Another crime series “Meiberger – Chasing Minds” stars Fritz Karl as the eponymous Thomas Meiberger, a forensic psychiatrist who is called in to help solve murders. Scenes for the Servus-TV series that has been on the screen since 2018 are shot in the greater Salzburg area. State Prosecutor Barbara Simma (Ulrike C. Tscharre) uses his services when the clues and evidence collected by the police are insufficient to identify the malefactor. Salzburg itself and St. Gilgen have provided backdrops
Adrian Goiginger had an international hit with his 2017 film “Die Beste aller Welten” (The Best of All Worlds). Which won an award at the Berlin International Film Festival. The film narrative is based on Goiginger’s own childhood in Salzburg and tells of the trials and tribulations of a young boy growing up with a heroin-addict single mother. His documentary-like film “Virginia” also garnered praise. It depicts the life of Virginia Hill. Who worked for the Mafia, and later fled to Europe where she ended up in Salzburg marrying skier Hans Hauser, and also her still unexplained death on the Gaisberg.
Another successful Salzburg-based crime series that has been on the small screen since 2016 is “Die Toten von Salzburg”, a joint production of Satel-Film, ZDF,and ORF, with Florian Teichmeister as “Major Peter Palfinger”, an investigator who is bound to a wheelchair following a paraglider accident.
It all began back in 1911
Salzburg has acted as a film set almost since the invention of moving pictures *). In 1911, the Salzburg area flickered into screen life in a feature entitled “Steamship trip on Lake Zell”. The first film crews began arriving in Salzburg in 1919 to make films. Especially about the then-unknown but all the more dramatic worlds of the Großglockner, Großvenediger, and Kaprun mountains. Also, Leading film studios took up their abode here. However, The “Salzburger Kunstfilm A.G.” was the first film company to call Salzburg home.
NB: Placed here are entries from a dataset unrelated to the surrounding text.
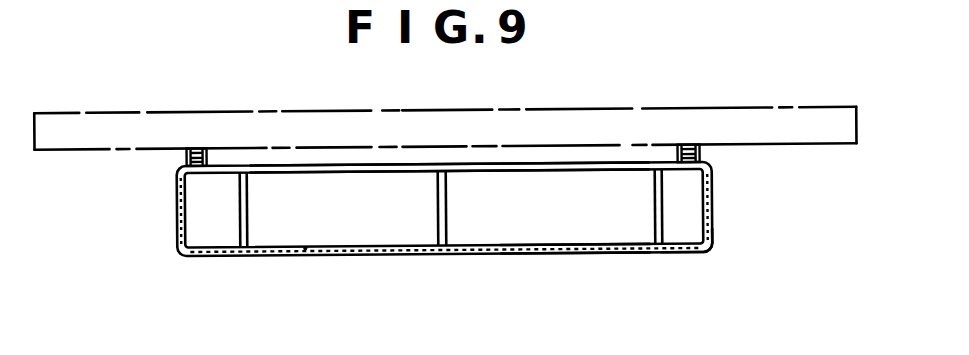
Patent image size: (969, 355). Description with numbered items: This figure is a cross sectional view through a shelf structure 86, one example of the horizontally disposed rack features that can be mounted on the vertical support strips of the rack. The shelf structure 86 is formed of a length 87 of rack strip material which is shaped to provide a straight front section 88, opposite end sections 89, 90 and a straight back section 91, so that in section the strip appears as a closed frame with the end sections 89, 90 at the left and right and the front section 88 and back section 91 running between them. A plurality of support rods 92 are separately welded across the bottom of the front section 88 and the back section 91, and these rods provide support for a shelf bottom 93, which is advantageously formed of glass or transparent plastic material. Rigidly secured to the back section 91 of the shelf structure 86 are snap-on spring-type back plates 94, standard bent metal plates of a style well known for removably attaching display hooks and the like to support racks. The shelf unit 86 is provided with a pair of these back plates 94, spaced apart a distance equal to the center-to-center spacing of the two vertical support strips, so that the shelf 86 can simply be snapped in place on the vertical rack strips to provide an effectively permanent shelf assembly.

The shelf structure 86 is at (385, 213).
The length of rack strip material 87 is at (620, 255).
The straight front section 88 is at (685, 253).
The end section 89 is at (177, 205).
The end section 90 is at (713, 198).
The straight back section 91 is at (492, 170).
The support rods 92 is at (250, 212).
The shelf bottom 93 is at (507, 232).
The snap-on spring-type back plates 94 is at (187, 156).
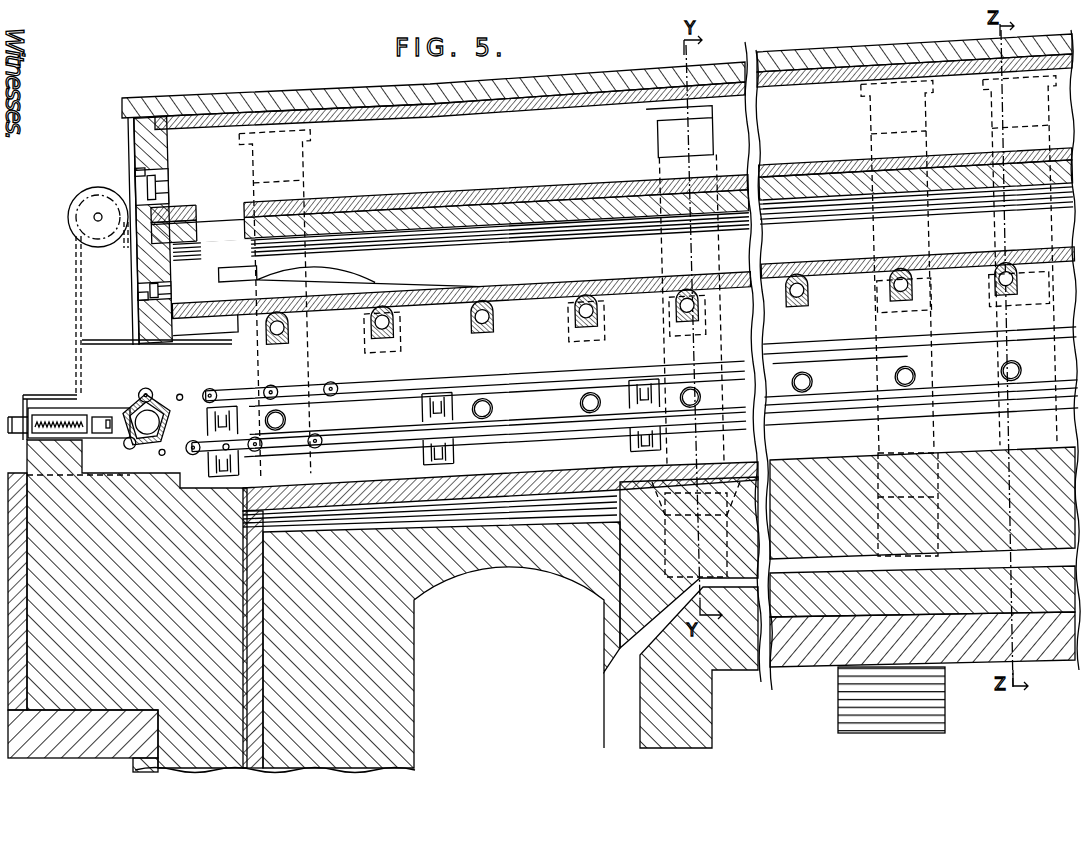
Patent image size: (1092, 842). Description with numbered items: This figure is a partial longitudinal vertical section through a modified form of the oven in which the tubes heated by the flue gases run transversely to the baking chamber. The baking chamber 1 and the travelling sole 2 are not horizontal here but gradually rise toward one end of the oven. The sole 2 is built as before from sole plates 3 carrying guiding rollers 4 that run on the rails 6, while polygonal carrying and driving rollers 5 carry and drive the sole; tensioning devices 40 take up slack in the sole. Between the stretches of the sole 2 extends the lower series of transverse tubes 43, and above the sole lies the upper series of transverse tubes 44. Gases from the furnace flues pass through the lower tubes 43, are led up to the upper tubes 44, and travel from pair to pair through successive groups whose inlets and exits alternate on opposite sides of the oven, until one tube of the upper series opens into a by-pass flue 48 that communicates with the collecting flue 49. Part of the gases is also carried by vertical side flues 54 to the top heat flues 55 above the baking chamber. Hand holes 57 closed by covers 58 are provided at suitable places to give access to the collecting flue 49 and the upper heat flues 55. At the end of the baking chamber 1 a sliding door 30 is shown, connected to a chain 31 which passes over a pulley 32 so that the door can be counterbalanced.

Those who invested in the new industry included film people, bank directors, those involved in the Salzburg Festival and one Heinrich Kiener, the owner of the Stiegl brewery. On his land in the Salzburg suburb of Maxglan, he built what was then Austria’s largest film studio extending over 700 square meters. Which had a production hall, film development lab, and outdoor shooting areas. Even then the architecture of the city and the surrounding landscape provided “free natural scenery” while in Berlin and Vienna they were forced to create “expensive imaginary worlds made of cardboard”.
After the Second World War
Shortly after the end of the Second World War, the film company “Österreichische Film (Atelier) Gesellschaft” (ÖFA for short) was formed. Then Salzburg’s first post-war film “Maresi”, starring Maria Schell was made. Which premiered in the Salzburg Festival Hall in 1948. After two further films, including “Vagabunden” with Paula Wessely and Attila Hörbiger, the ÖFA moved to Kreuzbergpromenade. A wealth of regionally-set films were made here in the “Hollywood of the Alps” over the next 15 years. In 1962, Vienna-based Otto Dürer took over ÖFA, modernizing the studio and building a large film dubbing facility. Several dozen films followed until Dürer was forced to close his studio in 1978. Therefore Salzburg’s long history as a film-making center came to an end.